Die Studenten organisierten sich in der AStA und formulierten klare Forderungen. Desweiteren gründete die revolutionäre Jugend die APO, um Grundsatzlinien festzulegen und um weitere Aktionen zu planen. Die APO verlor sich dabei in endlosen Diskussionen, ohne eine wirkliche Linie zu finden. Am 30. Mai 1968 verabschiedete die Bundesregierung die Notstandsgesetze, die unter anderem den Einsatz des Militärs genehmigte für den Erhalt der inneren Sicherheit. Inzwischen spaltete der Zeitgeist die Jugend und die Bereitschaft zu Protestaktionen nahm ab. Die einen diskutierten über die Zukunft, andere gingen in den Untergrund (RAF) und wieder andere provozierten gezielt die Gesellschaft (Kommune 1).

Zudem stießen die Studenten-Proteste auf eine breite Ablehnung bei der Mehrheit der Eltern-generation. Sie verurteilte die Studenten wegen ihrer kommunistischen Parolen und der sinnlosen Gewalt. Die Allgemeinheit fürchtete sogar den Verlust des derzeitigen Wohlstandes und beschimpften die Demonstranten als kriminelle Chaoten. 1969 standen Neuwahlen bevor und Willy Brandt (SPD), kündigte umfangreiche Reformen an. In einer abwartenden Haltung kam es nur noch zu sporadischen Aktionen. Mit der Wahl von Willy Brandt zum Bundeskanzler endeten die Studentenunruhen und ebenso löste sich die APO auf. Dementgegen formierte sich ein radikaler Kern und wollte mit Terroraktionen den gesellschaftlichen Wandel erzwingen. Die Rote Armee Fraktion (RAF) entstand und sollte in den 70er Jahren eine Blutspur durchs Land ziehen.

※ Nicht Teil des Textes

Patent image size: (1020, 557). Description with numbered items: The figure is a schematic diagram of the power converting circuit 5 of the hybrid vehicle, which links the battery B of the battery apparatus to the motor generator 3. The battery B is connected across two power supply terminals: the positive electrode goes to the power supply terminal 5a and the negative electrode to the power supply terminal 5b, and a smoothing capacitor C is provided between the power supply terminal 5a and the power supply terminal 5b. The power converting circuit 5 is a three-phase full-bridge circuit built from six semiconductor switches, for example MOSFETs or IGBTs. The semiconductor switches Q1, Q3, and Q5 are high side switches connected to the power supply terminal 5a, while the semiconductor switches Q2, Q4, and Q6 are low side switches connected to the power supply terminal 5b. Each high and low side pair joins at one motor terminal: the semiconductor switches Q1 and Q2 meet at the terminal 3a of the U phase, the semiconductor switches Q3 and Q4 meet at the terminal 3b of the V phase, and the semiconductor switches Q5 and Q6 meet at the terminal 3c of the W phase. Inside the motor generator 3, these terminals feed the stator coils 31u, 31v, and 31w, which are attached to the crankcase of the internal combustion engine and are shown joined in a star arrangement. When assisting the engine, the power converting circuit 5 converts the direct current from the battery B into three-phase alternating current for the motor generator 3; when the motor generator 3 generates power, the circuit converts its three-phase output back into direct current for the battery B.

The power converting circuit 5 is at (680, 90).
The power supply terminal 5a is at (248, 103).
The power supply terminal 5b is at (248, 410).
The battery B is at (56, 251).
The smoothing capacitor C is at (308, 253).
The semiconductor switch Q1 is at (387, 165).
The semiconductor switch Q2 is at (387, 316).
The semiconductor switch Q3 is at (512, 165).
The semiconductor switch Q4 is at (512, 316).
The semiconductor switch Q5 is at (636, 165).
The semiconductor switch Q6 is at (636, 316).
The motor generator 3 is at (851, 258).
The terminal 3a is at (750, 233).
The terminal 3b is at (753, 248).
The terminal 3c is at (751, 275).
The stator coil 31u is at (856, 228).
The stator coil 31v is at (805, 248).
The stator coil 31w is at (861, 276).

Weitere Unruhen gab es in Polen und in Italien. Polen befand sich 1968 in einer wirtschaftlichen Krise und versuchte die Juden dafür verantwortlich zu machen. Als die Aufführung des Bühnenstücks „Totenfeier“ verboten wurden entbrannte ein Protest unter den Studenten, der in die März-Bewegung mündete. Die Studenten forderten zunächst die kulturelle Freiheit und danach Freie Medien. Über den ausländischen Sender „Freies Europa“ (Wien) gelangten die Botschaften der Studenten übers ganze Land. Präsident Gomulka nutzte die antisemitische Stimmung im Lande und erkannte in den Studentenführern Juden, worauf die Bewegung abebbte. In Italien waren die Studentenproteste von kurzer Dauer und richteten sich gegen eine starre Regierung, die eine schärfere Bildungsreform durchsetzen wollte. Nach der Rücknahme der Reform beruhigte sich die Situation wieder.